Eli Manning and the New York Giants are famously 2-0 against the Brady-Belichick dynasty in the Super Bowl, including their miraculous 2008 Super Bowl win (shout out to David Tyree’s helmet catch) over the 18-0 Patriots, who were this close to officially becoming the greatest team of all time. Four years later, Manning & Co. turned the trick again, downing the Patriots behind a stifling defense. The two upsets represent perhaps the only times in American history that non-New Yorkers at large were rooting for a New York team.
Down in Philadelphia, after falling to the Patriots in the 2005 Super Bowl with a team featuring Donovan McNabb and Terrell Owens, the Eagles got their revenge by way of the Philly Special in 2018. Despite Brady’s Super Bowl-record 505 passing yards, the Eagles and evocatively named backup quarterback Nick Foles (Nick Foles!) outplayed them on their way to the franchise’s first Super Bowl title.
DeSean Jackson’s game-winning punt return in 2010
It isn’t just mythical, decade-spanning conflicts involving legendary teams. The individual moments between these cities form a punctuated equilibrium of malice. Take the Philadelphia Eagles and New York Giants. While they don’t share many great playoff moments as division rivals, they have combined to make a few special moments that will be seared in fans’ memories forever. That includes DeSean Jackson’s game-winning punt return, to be dubbed the Miracle at the Meadowlands.
On a December night at the Giants’ home field, Jackson stood back to receive a punt with 14 seconds left. After fumbling the ball, Jackson took it all the way back for a touchdown to beat the Giants and help the Eagles qualify for the postseason.

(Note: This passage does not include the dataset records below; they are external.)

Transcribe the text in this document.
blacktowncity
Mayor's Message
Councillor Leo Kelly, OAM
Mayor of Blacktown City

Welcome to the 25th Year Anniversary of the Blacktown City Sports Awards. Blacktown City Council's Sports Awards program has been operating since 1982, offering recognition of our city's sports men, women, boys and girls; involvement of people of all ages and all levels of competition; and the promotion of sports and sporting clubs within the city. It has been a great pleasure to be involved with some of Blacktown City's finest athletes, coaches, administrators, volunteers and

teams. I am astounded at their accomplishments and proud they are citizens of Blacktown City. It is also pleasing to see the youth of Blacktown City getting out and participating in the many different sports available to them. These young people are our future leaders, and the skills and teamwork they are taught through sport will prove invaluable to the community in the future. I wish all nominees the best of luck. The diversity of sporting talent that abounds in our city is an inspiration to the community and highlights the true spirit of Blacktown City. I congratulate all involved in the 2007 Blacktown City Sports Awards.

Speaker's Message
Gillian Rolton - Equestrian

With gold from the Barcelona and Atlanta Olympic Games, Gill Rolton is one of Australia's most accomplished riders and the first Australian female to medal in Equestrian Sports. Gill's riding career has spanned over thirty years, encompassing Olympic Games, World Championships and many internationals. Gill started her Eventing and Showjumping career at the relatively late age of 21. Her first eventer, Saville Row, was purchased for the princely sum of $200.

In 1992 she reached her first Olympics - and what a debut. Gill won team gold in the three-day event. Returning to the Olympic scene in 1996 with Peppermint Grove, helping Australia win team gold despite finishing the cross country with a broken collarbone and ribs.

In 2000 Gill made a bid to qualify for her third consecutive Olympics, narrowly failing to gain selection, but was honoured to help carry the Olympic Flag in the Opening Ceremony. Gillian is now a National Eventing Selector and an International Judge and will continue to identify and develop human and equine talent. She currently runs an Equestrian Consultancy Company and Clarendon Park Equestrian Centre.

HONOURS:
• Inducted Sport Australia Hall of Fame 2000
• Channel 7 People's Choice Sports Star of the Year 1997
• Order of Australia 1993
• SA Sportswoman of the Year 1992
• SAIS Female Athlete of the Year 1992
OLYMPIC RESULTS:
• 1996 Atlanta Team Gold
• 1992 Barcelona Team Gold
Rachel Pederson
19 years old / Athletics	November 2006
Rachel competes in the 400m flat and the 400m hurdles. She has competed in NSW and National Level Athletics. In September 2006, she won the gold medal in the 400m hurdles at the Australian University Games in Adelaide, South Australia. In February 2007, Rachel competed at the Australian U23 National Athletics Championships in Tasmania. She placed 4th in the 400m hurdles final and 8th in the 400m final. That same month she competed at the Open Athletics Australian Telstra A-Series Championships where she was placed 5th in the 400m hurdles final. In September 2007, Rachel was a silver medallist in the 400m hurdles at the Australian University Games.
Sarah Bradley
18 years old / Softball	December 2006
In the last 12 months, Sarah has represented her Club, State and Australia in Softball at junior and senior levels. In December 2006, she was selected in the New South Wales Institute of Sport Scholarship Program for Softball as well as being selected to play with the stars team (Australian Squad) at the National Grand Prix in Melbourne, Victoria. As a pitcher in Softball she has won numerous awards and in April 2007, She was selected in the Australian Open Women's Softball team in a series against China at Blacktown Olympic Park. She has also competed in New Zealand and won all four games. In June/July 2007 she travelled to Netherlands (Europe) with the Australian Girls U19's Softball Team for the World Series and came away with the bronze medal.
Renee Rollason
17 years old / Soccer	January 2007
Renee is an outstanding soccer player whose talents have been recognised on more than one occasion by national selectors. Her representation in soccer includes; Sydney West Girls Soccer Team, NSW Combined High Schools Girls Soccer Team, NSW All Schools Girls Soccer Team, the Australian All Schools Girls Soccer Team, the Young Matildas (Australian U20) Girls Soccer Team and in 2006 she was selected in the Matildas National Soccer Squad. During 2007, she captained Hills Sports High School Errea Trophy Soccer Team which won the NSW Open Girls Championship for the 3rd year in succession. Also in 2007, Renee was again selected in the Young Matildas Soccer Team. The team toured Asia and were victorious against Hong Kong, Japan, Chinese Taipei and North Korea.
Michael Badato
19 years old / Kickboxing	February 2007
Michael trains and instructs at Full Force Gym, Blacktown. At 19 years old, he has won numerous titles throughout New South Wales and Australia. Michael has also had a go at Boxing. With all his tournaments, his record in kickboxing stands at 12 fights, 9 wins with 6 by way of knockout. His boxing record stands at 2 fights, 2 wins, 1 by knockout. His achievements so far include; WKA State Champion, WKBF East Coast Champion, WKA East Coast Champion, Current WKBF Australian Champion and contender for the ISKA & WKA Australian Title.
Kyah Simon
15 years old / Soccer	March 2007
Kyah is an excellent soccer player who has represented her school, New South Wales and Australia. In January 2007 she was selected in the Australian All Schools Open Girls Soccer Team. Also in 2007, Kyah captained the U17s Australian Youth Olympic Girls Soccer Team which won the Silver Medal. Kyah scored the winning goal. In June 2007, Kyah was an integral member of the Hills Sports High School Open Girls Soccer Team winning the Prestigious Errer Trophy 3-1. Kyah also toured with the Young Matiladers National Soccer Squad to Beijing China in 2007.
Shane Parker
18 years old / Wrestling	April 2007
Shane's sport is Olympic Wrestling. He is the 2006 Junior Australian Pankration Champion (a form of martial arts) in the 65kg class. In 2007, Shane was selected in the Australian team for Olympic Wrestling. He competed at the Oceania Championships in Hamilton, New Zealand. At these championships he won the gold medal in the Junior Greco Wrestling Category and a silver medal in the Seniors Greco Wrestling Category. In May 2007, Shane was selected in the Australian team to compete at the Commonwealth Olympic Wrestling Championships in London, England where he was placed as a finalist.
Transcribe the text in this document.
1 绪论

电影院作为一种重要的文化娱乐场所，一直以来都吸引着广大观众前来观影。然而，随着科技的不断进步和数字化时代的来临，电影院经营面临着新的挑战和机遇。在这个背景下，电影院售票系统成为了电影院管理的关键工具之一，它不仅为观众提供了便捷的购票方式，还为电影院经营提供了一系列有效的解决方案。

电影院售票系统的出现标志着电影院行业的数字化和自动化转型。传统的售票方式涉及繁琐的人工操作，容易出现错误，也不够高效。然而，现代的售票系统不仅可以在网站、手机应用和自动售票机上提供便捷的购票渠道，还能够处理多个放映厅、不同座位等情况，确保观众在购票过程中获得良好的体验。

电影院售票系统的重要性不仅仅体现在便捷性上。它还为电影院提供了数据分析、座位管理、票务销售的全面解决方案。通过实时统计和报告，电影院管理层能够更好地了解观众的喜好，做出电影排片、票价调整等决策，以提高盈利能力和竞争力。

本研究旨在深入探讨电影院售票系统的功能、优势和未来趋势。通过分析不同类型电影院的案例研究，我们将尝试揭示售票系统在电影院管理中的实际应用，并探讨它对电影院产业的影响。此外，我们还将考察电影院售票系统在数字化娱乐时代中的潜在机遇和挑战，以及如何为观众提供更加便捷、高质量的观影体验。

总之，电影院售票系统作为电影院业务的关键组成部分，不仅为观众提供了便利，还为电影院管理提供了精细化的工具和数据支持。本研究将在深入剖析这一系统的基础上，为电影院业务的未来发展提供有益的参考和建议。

While they would eventually bow out in the postseason to the Green Bay Packers, Eagles fans don’t care. They got to stick it to the Giants.
Paul Pierce shuts down Knicks winning streak at MSG
Like Jackson’s punt return, Paul Pierce’s dagger wasn’t all that consequential in the long run, but it sure was cool.
In December of 2010, newly signed big man Amar’e Stoudemire and his former Phoenix Suns coach Mike D’Antoni finally had Madison Square Garden rocking again. They were winners of eight straight games, heading into a nationally televised home game against the Boston Celtics, who were once again a favorite to win the NBA Championship after injuries had hurt their chances at a repeat the year before.
With seconds to go, tied at 116-all, Pierce hit a midrange step back over Stoudemire to ice the game. What happened next was almost as memorable: Nate Robinson tried to chest bump Pierce but missed, falling into a tuck-and-roll before leaping up in excitement.
It’s the kind of jubilation you don’t usually see in a mid-December game, and, given the state of the Knicks, is probably the most memorable basketball moment between Boston and New York in a while. But the kind of ill will these three cities have built up over time is why it’s worth remembering at all.